BOSTON (Legal Newsline) - The final resolution of two enforcement cases brought in 1976 and 1985 to close and cap a demolition debris landfill in Middleton, Mass., has been announced by state Attorney General Martha Coakley.
"We are pleased that the Commonwealth has reached a resolution and eliminated a dangerous, public environmental nuisance in Middleton by closing this illegal landfill," Coakley said.
"The resolution also provides resources to help some communities start to break the cycle of historic environmental degradation. The EEA-approved grants for community gardens and parks should greatly benefit the host communities."
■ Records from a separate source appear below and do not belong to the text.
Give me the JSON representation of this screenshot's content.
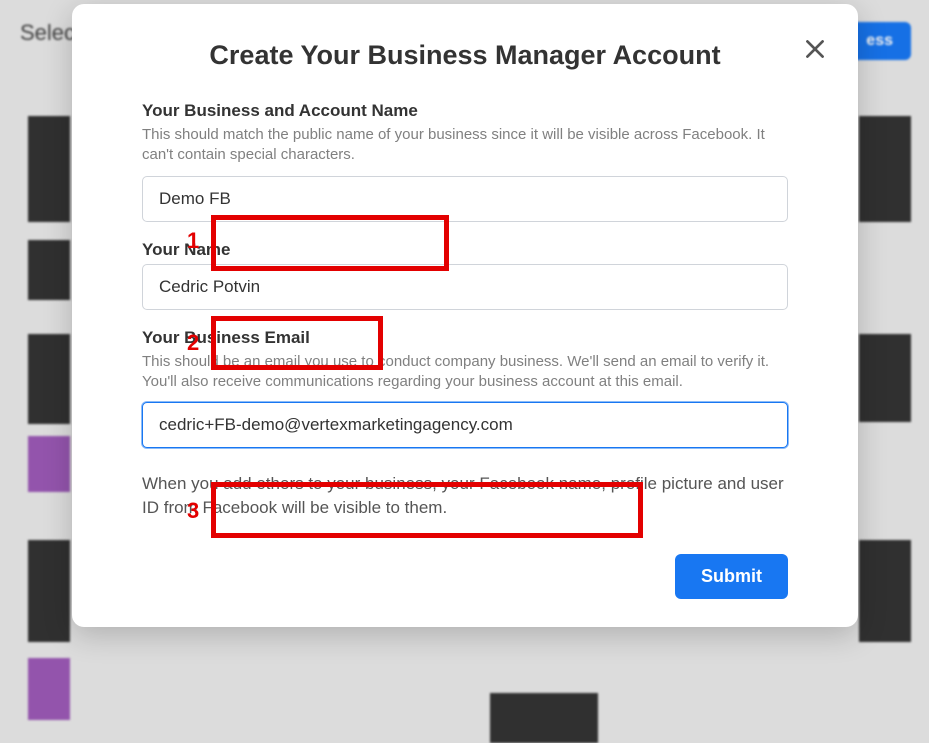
{
  "bg": {
    "header": "Select",
    "button": "ess"
  },
  "modal": {
    "title": "Create Your Business Manager Account",
    "fields": {
      "business": {
        "label": "Your Business and Account Name",
        "desc": "This should match the public name of your business since it will be visible across Facebook. It can't contain special characters.",
        "value": "Demo FB"
      },
      "name": {
        "label": "Your Name",
        "value": "Cedric Potvin"
      },
      "email": {
        "label": "Your Business Email",
        "desc": "This should be an email you use to conduct company business. We'll send an email to verify it. You'll also receive communications regarding your business account at this email.",
        "value": "cedric+FB-demo@vertexmarketingagency.com"
      }
    },
    "note": "When you add others to your business, your Facebook name, profile picture and user ID from Facebook will be visible to them.",
    "submit": "Submit"
  },
  "annotations": {
    "n1": "1",
    "n2": "2",
    "n3": "3"
  }
}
The Middleton landfill was owned for many years by Peter Rubchinuk, who is now deceased. MassDEP's predecessor agency approved the site only for sanitary landfilling, though Rubchinuk and other involved family members allegedly accepted all many of building demolition debris, old tires, derelict cars and boats, old rail cars, some hazardous materials and many other forms of solid waste.
A tire fire broke out at the landfill in 1975 that required emergency assistance from the Army Corps of Engineers to extinguish. A suit was brought by the Attorney General's Office in 1976, seeking to close the landfill. A second suit was brought against Rubchinuk's son and other family members involved in landfill operations in 1985.
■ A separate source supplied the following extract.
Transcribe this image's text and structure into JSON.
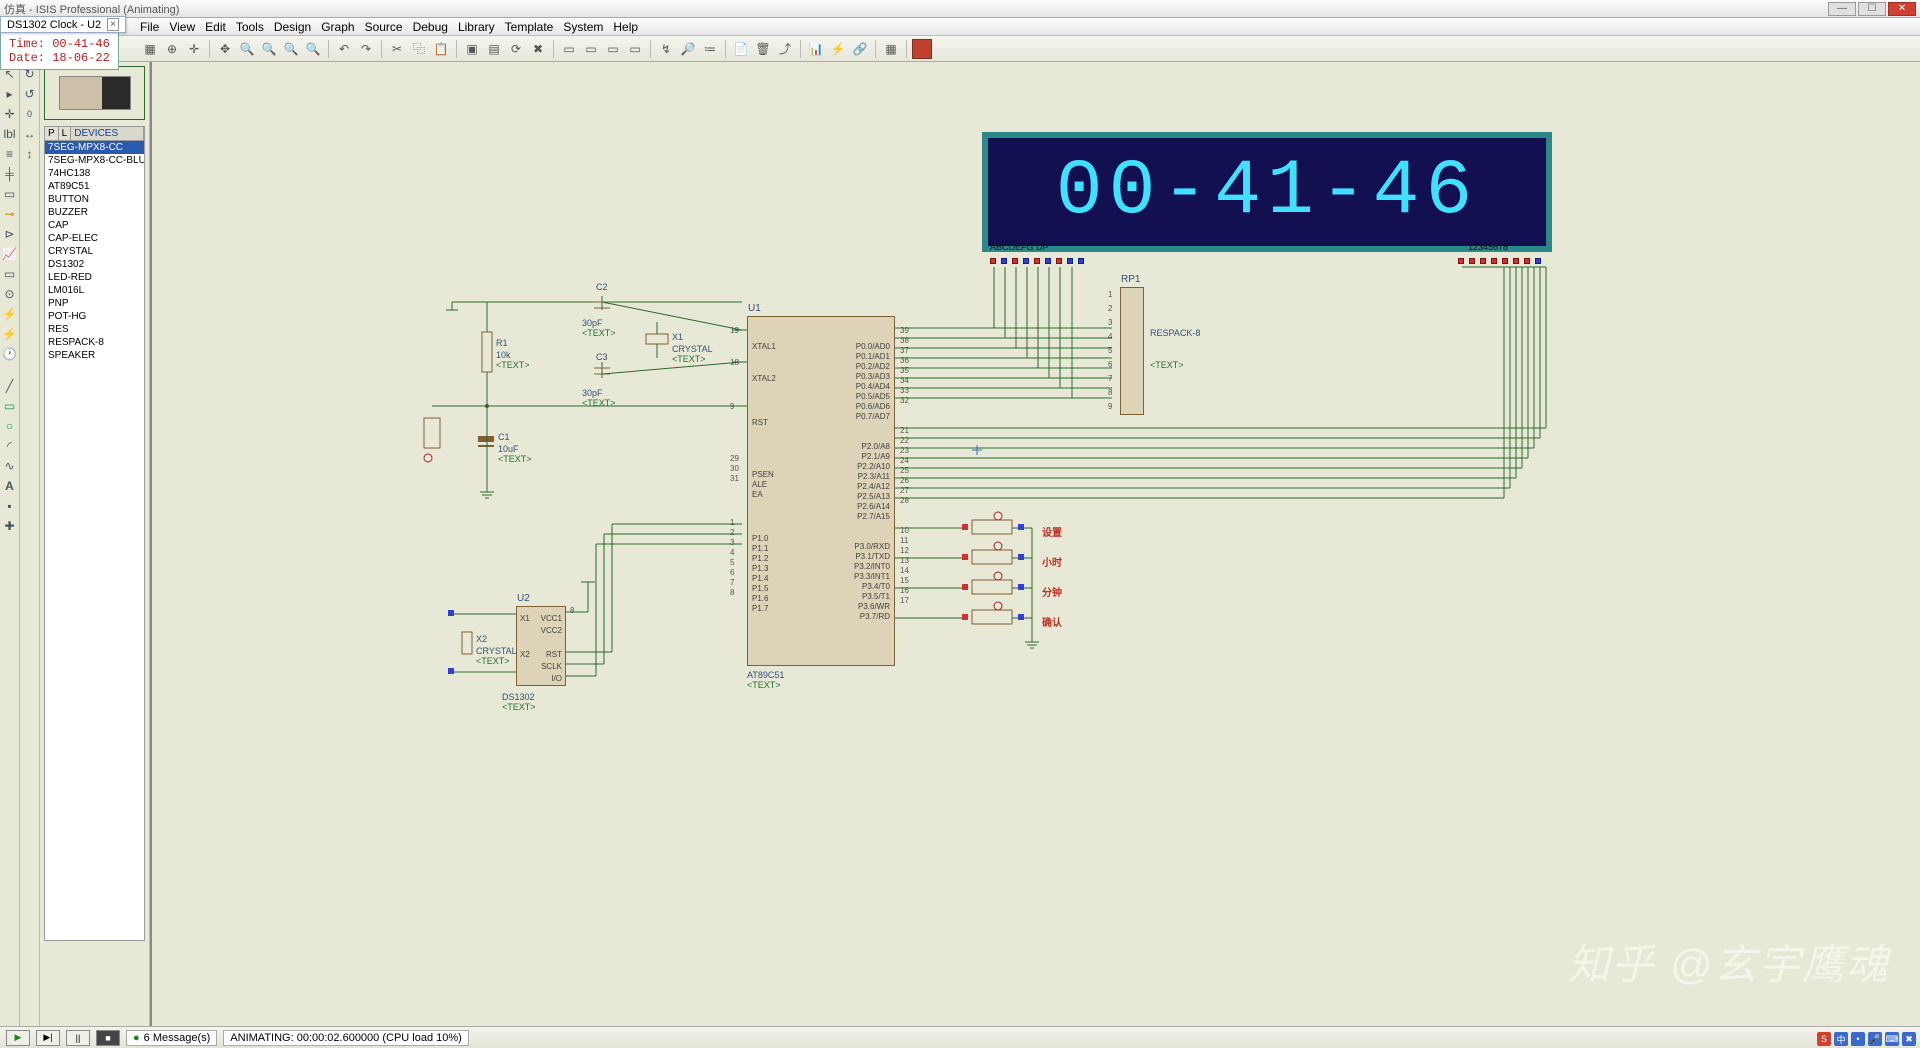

A final judgment was entered in 1989 against Peter Rubchinuk, which appointed Michael Leon as receiver to cap and close the landfill. The judgment also required Rubchinuk to cooperate in all respects with the closure. A similar final judgment was issued in 1991 in the second case.
The closure of the landfill took a number of years. During that time, the receiver took steps to compensate Middleton and nearby residents for the closure work's impact.
Approximately $747,000 in excess receivership funds will be distributed by the Executive Office of Energy and Environmental Affairs under an arrangement approved by Suffolk Superior Court Judge Geraldine Hines.
The funds will be distributed through a competitive process to qualified municipal and non-profit applicants. These funds will be applied to the construction of community gardens and neighborhood parks in communities that have suffered disproportionate environmental degradation with a goal of restoring properties to beneficial community uses.